Nous savons donc : ce que je désire, c'est ce que je ne veux pas (mais qui ne cesse de s'imposer en moi malgré moi) d'une part; et ce que je veux, c'est ce que je ne désire pas (et d'autant plus qu'il me faut le vouloir) d'autre part. De ce fait, le cauchemar, dont la texture intentionnelle manifeste le contraire absolu du désirable, est interprétable comme la trace du pire qu'autrui puisse nous vouloir.

Si rêver n'est rien d'autre que faire l'expérience insistante de croyances des plus profondes, et que par ce critère est en même temps révélés un désir, alors cauchemarder fait partie du jeu de l'intentionnalité onirique:c'est la possibilité formelle d'être submergé en rêve par la volonté méchante d'une autre « Personne » qui nous espionne, nous devine et nous sent.Ainsi, la structure intentionnelle du désir comme contre-volonté implique donc le cauchemar comme volonté d'une autre « Personne » de refouler les plus primitifs de nos désirs.

Il n'y a donc rien d'exorbitant à considérer tel cauchemar comme le retour insistant de désirs dont nous nous défendons parce qu'ils nous sont défendus.

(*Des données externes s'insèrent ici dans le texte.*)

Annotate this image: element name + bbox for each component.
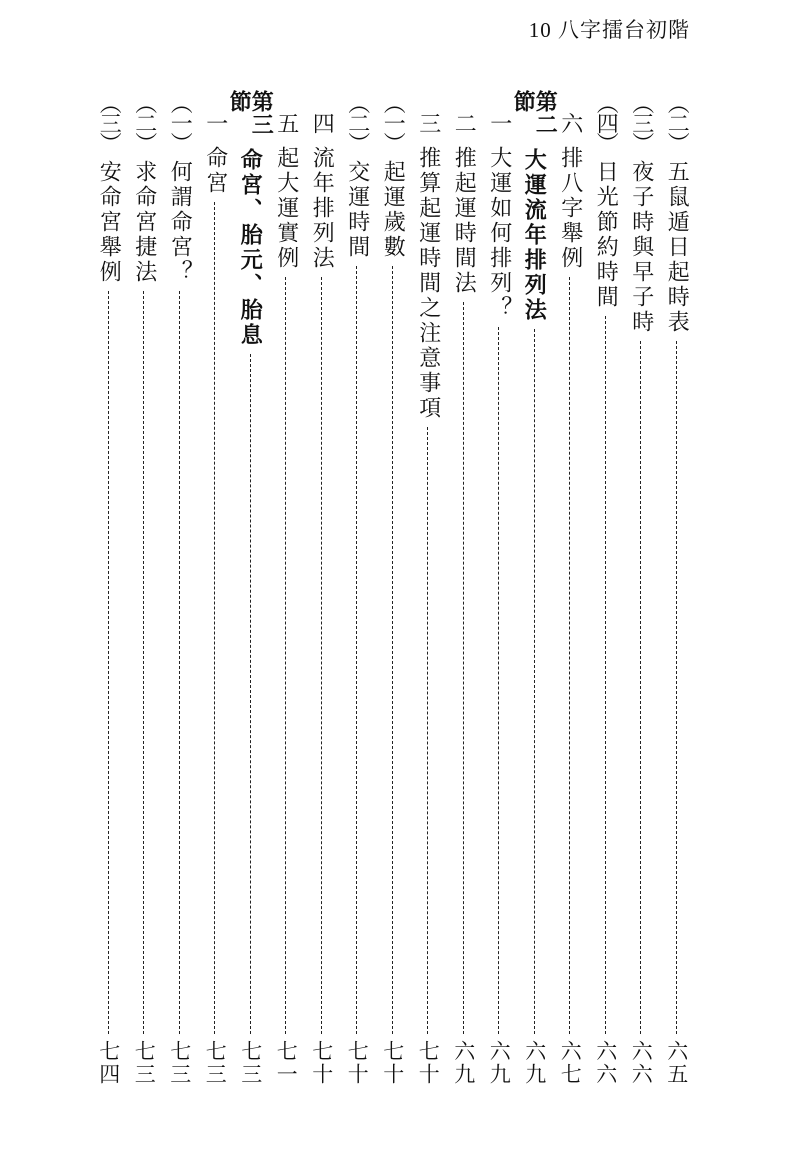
table-of-contents xyxy=(91,90,695,1090)
dotted-leader xyxy=(392,266,393,1034)
dotted-leader xyxy=(534,329,535,1034)
entry-number: 一 xyxy=(202,112,228,135)
section-heading xyxy=(226,90,275,1090)
entry-page: 六九 xyxy=(487,1040,512,1086)
entry-title: 排八字舉例 xyxy=(557,146,583,271)
dotted-leader xyxy=(285,277,286,1034)
dotted-leader xyxy=(605,316,606,1034)
section-heading xyxy=(510,90,559,1090)
dotted-leader xyxy=(498,327,499,1034)
dotted-leader xyxy=(427,427,428,1034)
entry-title: 起運歲數 xyxy=(380,160,406,260)
entry-page: 七四 xyxy=(96,1040,121,1086)
toc-entry xyxy=(375,90,411,1090)
dotted-leader xyxy=(321,277,322,1034)
entry-number: （三） xyxy=(628,92,654,152)
entry-page: 七三 xyxy=(238,1040,263,1086)
entry-number: 四 xyxy=(309,112,335,135)
entry-title: 交運時間 xyxy=(344,160,370,260)
entry-title: 夜子時與早子時 xyxy=(628,160,654,335)
entry-title: 五鼠遁日起時表 xyxy=(664,160,690,335)
entry-page: 七三 xyxy=(132,1040,157,1086)
entry-page: 六六 xyxy=(593,1040,618,1086)
toc-entry xyxy=(197,90,233,1090)
dotted-leader xyxy=(463,302,464,1034)
entry-title: 安命宮舉例 xyxy=(96,160,122,285)
entry-page: 七十 xyxy=(345,1040,370,1086)
entry-title: 流年排列法 xyxy=(309,146,335,271)
entry-page: 七十 xyxy=(416,1040,441,1086)
page-header: 10 八字擂台初階 xyxy=(528,18,690,42)
toc-entry xyxy=(339,90,375,1090)
entry-title: 推算起運時間之注意事項 xyxy=(415,146,441,421)
toc-entry xyxy=(410,90,446,1090)
entry-title: 命宮 xyxy=(202,146,228,196)
dotted-leader xyxy=(569,277,570,1034)
entry-title: 起大運實例 xyxy=(273,146,299,271)
dotted-leader xyxy=(356,266,357,1034)
entry-page: 六五 xyxy=(664,1040,689,1086)
entry-page: 六六 xyxy=(629,1040,654,1086)
entry-number: （二） xyxy=(344,92,370,152)
toc-entry xyxy=(446,90,482,1090)
section-title: 大運流年排列法 xyxy=(521,148,548,323)
entry-number: 六 xyxy=(557,112,583,135)
entry-number: （一） xyxy=(380,92,406,152)
entry-page: 六九 xyxy=(522,1040,547,1086)
entry-number: （一） xyxy=(167,92,193,152)
entry-number: （二） xyxy=(131,92,157,152)
toc-entry xyxy=(623,90,659,1090)
entry-number: 二 xyxy=(451,112,477,135)
entry-title: 推起運時間法 xyxy=(451,146,477,296)
toc-entry xyxy=(126,90,162,1090)
dotted-leader xyxy=(214,202,215,1034)
dotted-leader xyxy=(179,291,180,1034)
entry-number: （二） xyxy=(664,92,690,152)
entry-number: 五 xyxy=(273,112,299,135)
entry-title: 求命宮捷法 xyxy=(131,160,157,285)
entry-page: 七十 xyxy=(380,1040,405,1086)
toc-entry xyxy=(552,90,588,1090)
entry-number: （四） xyxy=(593,92,619,152)
entry-page: 七一 xyxy=(274,1040,299,1086)
entry-title: 日光節約時間 xyxy=(593,160,619,310)
dotted-leader xyxy=(676,341,677,1034)
entry-page: 七三 xyxy=(167,1040,192,1086)
toc-entry xyxy=(91,90,127,1090)
entry-title: 大運如何排列？ xyxy=(486,146,512,321)
dotted-leader xyxy=(108,291,109,1034)
entry-number: 一 xyxy=(486,112,512,135)
entry-page: 六七 xyxy=(558,1040,583,1086)
toc-entry xyxy=(304,90,340,1090)
entry-title: 何謂命宮？ xyxy=(167,160,193,285)
dotted-leader xyxy=(640,341,641,1034)
entry-page: 七十 xyxy=(309,1040,334,1086)
section-title: 命宮、胎元、胎息 xyxy=(237,148,264,348)
entry-page: 六九 xyxy=(451,1040,476,1086)
section-number: 第三節 xyxy=(226,90,275,136)
toc-entry xyxy=(588,90,624,1090)
entry-number: （三） xyxy=(96,92,122,152)
dotted-leader xyxy=(250,354,251,1034)
entry-page: 七三 xyxy=(203,1040,228,1086)
toc-entry xyxy=(659,90,695,1090)
section-number: 第二節 xyxy=(510,90,559,136)
toc-entry xyxy=(162,90,198,1090)
dotted-leader xyxy=(143,291,144,1034)
toc-entry xyxy=(268,90,304,1090)
toc-entry xyxy=(481,90,517,1090)
entry-number: 三 xyxy=(415,112,441,135)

Bien des cauchemars sont d'ailleurs intuitivement autopunitifs: une vengeance contre des désirs spontanés, exercée par le rêveur contre lui-même, du point de vue de ce qu'il estime ne pas devoir être voulu.Somme toute, la réflexion que nous venons de proposer au lecteur brise une asymétrie entre le désir (souvent irrationnel) et la croyance (souvent rationalisable) Opposer désir et croyance ferait donc de l'habitude le véritable agent causal de la conduite, et toute intervention de la raison sur les croyances n'aurait qu'un effet informel. Or,il est intuitif de noter que le simple constat qu'une croyance induit souvent le désir de se conduire en accord avec elle.

Dans ce contexte, nous proposons au lecteur de partir d'une juste et bienheureuse mixture alchimique de croyance et de désir se transmutant en un joyau nommé le « croisir » : croyance qui serait cause du désir qu'en même temps elle rationalise. Nous suggérons également d'appeler un « croisir » une notion exactement symétrique: un désir qui cause une croyance, tandis que cette croyance rationalise le désir qui en a causé l'éveil dans l'esprit onirique; ainsi, sil'on désire croire quelque chose, il est assez logique que ce que l'on croitsoit une raison d'être pour le désir de croire cette même chose.